Highlights of the CML’s detailed response to the FSA’s mortgage market review consultation are:

  • The CML welcomes the FSA’s reform agenda to enhance its supervision. By being a more intrusive regulator, paying more attention to market “outlier” firms or products, the FSA is already re-shaping the financial services market.
  • While the CML agrees in principle with a number of the FSA’s proposals, it is questionable whether further mortgage conduct of business rules (beyond the arrears and approved persons changes already under way) are actually needed.
  • The FSA justifies intervention with reference to the “major economic distress” experienced by some borrowers, while recognising that the market has worked well for the vast majority. But the CML believes the reforms proposed would not deal with the major causes of distress – particularly the use of multiple credit (not just mortgages), ill-timed property purchases, or changes in financial and personal circumstances.
  • The cumulative effect of the prudential reforms already under way may have a significant impact on the lending market, but this has not been analysed or quantified and the CML believes this is a necessary step before deciding on what conduct of business reform should occur.
  • The cost/benefit analysis for proposed reform is based on a market that has recovered, rather than the market as it is now. This is potentially damaging, as it does not take account of the need to ensure that regulatory change is timed to ensure that it promotes market recovery.
  • The CML provides evidence that arrears levels on “fast track” business do not justify a requirement of income verification in all cases. Its response includes a proposal that would allow the continuing use of fast track with appropriate safeguards.
  • The CML agrees that lenders, rather than intermediaries, are ultimately responsible for assessing affordability. But more work is needed to define the respective responsibilities of lenders and intermediaries, and the FSA should not prescribe a single affordability model, as this would be disproportionate and inflexible.
  • The CML favours the idea that all intermediary mortgage sales should be on an “advised” basis.
  • The CML suggests that, to address the perceived problem of “irrational” borrowing, higher risk borrowers should potentially be given money guidance before making mortgage decisions.
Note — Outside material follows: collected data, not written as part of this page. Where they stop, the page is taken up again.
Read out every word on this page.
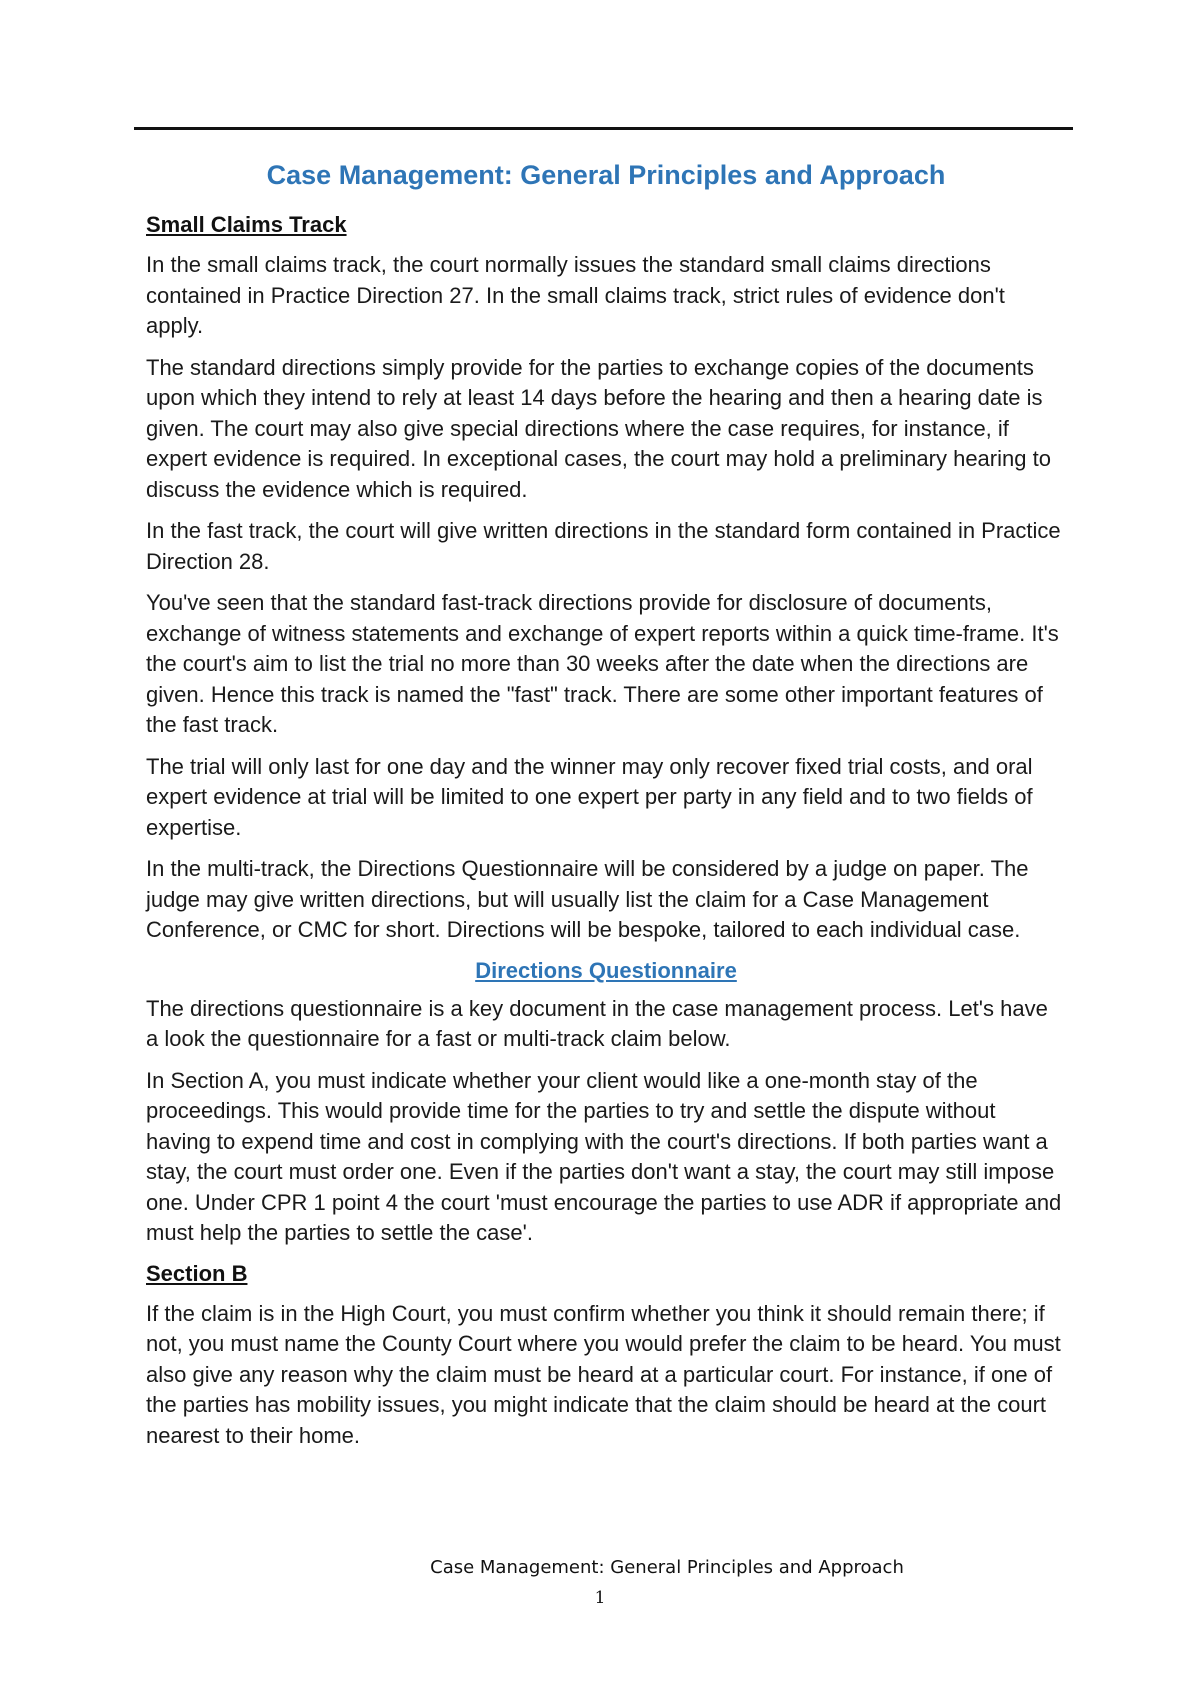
Case Management: General Principles and Approach
Small Claims Track

In the small claims track, the court normally issues the standard small claims directions contained in Practice Direction 27. In the small claims track, strict rules of evidence don't apply.

The standard directions simply provide for the parties to exchange copies of the documents upon which they intend to rely at least 14 days before the hearing and then a hearing date is given. The court may also give special directions where the case requires, for instance, if expert evidence is required. In exceptional cases, the court may hold a preliminary hearing to discuss the evidence which is required.

In the fast track, the court will give written directions in the standard form contained in Practice Direction 28.

You've seen that the standard fast-track directions provide for disclosure of documents, exchange of witness statements and exchange of expert reports within a quick time-frame. It's the court's aim to list the trial no more than 30 weeks after the date when the directions are given. Hence this track is named the "fast" track. There are some other important features of the fast track.

The trial will only last for one day and the winner may only recover fixed trial costs, and oral expert evidence at trial will be limited to one expert per party in any field and to two fields of expertise.

In the multi-track, the Directions Questionnaire will be considered by a judge on paper. The judge may give written directions, but will usually list the claim for a Case Management Conference, or CMC for short. Directions will be bespoke, tailored to each individual case.

Directions Questionnaire

The directions questionnaire is a key document in the case management process. Let's have a look the questionnaire for a fast or multi-track claim below.

In Section A, you must indicate whether your client would like a one-month stay of the proceedings. This would provide time for the parties to try and settle the dispute without having to expend time and cost in complying with the court's directions. If both parties want a stay, the court must order one. Even if the parties don't want a stay, the court may still impose one. Under CPR 1 point 4 the court 'must encourage the parties to use ADR if appropriate and must help the parties to settle the case'.

Section B

If the claim is in the High Court, you must confirm whether you think it should remain there; if not, you must name the County Court where you would prefer the claim to be heard. You must also give any reason why the claim must be heard at a particular court. For instance, if one of the parties has mobility issues, you might indicate that the claim should be heard at the court nearest to their home.

Case Management: General Principles and Approach
1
Outlook for the funding markets

Highlights of the CML’s paper on the outlook for the mortgage funding markets between 2010 and 2015 are:

  • Functioning private sector wholesale funding markets are needed to allow the government to withdraw its funding support. Retail deposits alone will not be sufficient.
  • UK government policy measures have focused on bank capital and liquidity, and on tightening mortgage market regulation. There has been no focus on identifying or developing a sustainable funding model for the UK mortgage market going forward.
  • Securitisation, wholesale funded lenders, and non-conforming mortgage credit are essentially seen by policymakers as problematic because of the events in the US. But in the UK, residential mortgage backed securities have performed well, despite an absence of government support.
  • The focus of government support on retail deposits and senior unsecured bonds from banks and larger building societies, with no sign of real support to RMBS and covered bond markets, is distorting the competitive landscape and risks exacerbating moral hazard.
  • A clear government strategy is needed to plan for sustainable mortgage funding markets, balanced in its impact on retail deposits, senior unsecured bonds, residential mortgage-backed securities and covered bonds, as well as between different types of financial institution – banks, building societies and non-deposit takers.